Basically it is a matter of methodically fixing the root causes of problems which cause systematic unreliability. It’s all about identifying the worst problems and solving those first. This is classic bottleneck theory.
We had an busy morning on Wednesday November 15th. First of all we had an anonymous Mac OS user who hit a crashing problem at 9:30 am. It turned out it was a member of our staff who wasn’t aware there was a problem.
The good news was that we knew about it immediately because we got a crash notification (many of them).
The issue was because their Bitbucket account had no workspaces set up it revealed a boundary problem in our code caching the list of workspaces. The user in question had access to zero workspaces (they were a sales account manager which explained this unusual case). (We’ve been encouraging our sales people to install and learn IguanaX).
We managed to patch the issue by 11am. We could have patched it within 30 minutes but the problem was compounded with another issue.
Our windows signing certificate had just expired which made patching the issue quickly more difficult - it took us 1 and half hours when it should have taken us about 30 minutes. We’re modifying our procedures so that we will schedule getting new signing certificates 3 months ahead of time.
We are looking at the core problem - the issue is our data-structure for reading JSON in C++ will throw an exception if one attempts to cast say a ‘null’ to an array or map when we try and iterate it. So we’re doing a code review to look for instances of this problem and considering changing the behaviour.

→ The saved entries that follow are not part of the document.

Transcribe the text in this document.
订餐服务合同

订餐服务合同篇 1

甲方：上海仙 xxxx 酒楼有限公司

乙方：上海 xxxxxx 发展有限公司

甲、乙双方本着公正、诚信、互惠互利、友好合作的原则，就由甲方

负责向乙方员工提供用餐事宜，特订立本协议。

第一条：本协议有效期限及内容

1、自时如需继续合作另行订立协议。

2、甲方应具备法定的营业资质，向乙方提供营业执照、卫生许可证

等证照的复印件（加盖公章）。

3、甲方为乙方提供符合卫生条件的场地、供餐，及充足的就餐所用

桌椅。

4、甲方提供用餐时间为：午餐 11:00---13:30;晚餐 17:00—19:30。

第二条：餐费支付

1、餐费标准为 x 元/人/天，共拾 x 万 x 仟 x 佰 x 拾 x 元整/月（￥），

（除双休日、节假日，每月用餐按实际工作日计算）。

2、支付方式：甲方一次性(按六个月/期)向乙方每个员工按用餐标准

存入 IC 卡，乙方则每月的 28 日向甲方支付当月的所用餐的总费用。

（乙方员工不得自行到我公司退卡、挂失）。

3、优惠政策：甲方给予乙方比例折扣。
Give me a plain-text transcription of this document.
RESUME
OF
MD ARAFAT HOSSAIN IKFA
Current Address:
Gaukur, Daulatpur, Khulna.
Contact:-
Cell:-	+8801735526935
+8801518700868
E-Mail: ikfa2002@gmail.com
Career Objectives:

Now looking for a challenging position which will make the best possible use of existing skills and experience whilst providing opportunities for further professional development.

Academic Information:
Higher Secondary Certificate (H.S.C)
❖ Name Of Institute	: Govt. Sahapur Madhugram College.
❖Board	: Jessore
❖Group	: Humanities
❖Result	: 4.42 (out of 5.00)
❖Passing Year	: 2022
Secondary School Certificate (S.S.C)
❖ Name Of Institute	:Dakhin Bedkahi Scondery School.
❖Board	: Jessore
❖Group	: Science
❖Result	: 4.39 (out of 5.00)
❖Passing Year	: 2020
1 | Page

And we will make it difficult not put credentials into Iguana so we know who is experiencing the issue and communicate faster with them. We’ll try and encourage users to put their contact details into Iguana so we can more quickly reach them.
So just doing what we can methodically to look at root problems and make sure they do not happen again. The good news is that no customers were affected and we are few more steps along the road to where we need to get to with IguanaX.